Notably, GAT exhibited high variance in its performance on the Amazon datasets, occasionally producing suboptimal results due to certain outlier weight initializations. This finding accentuates the importance of initialization strategies in GNN performance.

Implications and Future Directions

The paper highlights profound implications for both theoretical exploration and practical implementation of GNNs. From a theoretical standpoint, the observed performance of simpler GNN models raises questions about the necessity and utility of increasingly complex architectures. It also suggests that improvements in model performance may often stem from enhanced hyperparameter optimization rather than architectural sophistication.

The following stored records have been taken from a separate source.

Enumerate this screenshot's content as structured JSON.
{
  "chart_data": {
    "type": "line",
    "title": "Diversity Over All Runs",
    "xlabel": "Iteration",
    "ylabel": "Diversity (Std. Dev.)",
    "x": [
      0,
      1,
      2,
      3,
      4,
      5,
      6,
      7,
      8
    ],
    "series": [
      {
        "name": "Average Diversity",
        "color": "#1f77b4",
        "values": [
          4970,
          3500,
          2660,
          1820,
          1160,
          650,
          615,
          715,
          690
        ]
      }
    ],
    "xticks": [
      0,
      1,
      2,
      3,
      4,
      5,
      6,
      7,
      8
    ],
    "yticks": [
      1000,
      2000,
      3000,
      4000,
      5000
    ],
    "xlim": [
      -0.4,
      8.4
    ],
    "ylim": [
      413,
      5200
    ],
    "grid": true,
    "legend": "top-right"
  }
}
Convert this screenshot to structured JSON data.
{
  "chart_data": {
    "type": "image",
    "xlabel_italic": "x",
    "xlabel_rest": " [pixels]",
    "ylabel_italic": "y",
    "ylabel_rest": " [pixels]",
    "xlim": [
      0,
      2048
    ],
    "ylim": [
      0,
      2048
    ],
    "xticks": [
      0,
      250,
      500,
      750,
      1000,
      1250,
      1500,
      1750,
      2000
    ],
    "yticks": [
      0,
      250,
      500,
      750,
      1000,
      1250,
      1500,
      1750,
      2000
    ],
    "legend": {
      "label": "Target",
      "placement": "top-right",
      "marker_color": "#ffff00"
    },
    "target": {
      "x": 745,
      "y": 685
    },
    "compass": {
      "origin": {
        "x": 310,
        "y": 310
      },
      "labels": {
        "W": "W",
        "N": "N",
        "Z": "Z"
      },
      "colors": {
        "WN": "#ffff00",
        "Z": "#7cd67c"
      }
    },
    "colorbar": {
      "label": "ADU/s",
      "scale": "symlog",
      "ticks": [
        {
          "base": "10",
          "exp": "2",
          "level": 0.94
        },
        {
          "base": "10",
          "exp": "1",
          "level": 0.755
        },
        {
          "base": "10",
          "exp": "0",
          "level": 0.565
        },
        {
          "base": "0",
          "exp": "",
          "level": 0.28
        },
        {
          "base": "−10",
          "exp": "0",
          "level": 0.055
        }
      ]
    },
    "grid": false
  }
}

Practically, this research advocates for more rigorous and standardized evaluation protocols in GNN research. Multiple random splits and standardized training procedures should become a norm, ensuring fairer and more reliable comparisons. The introduction of new datasets also opens avenues for further exploration in diversified graph contexts, beyond the widely-used benchmark datasets.

Conclusion

The paper by Shchur et al. provides an essential critique of current GNN evaluation practices, urging the research community to adopt more robust and standardized methods. By demonstrating the pitfalls of traditional evaluation protocols and the surprising efficacy of simpler GNN models, this work sets the stage for more reliable and insightful advancements in graph neural network research. Future work should explore understanding the conditions under which certain GNN architectures excel and explore novel evaluation metrics attuned to the complexities of graph data.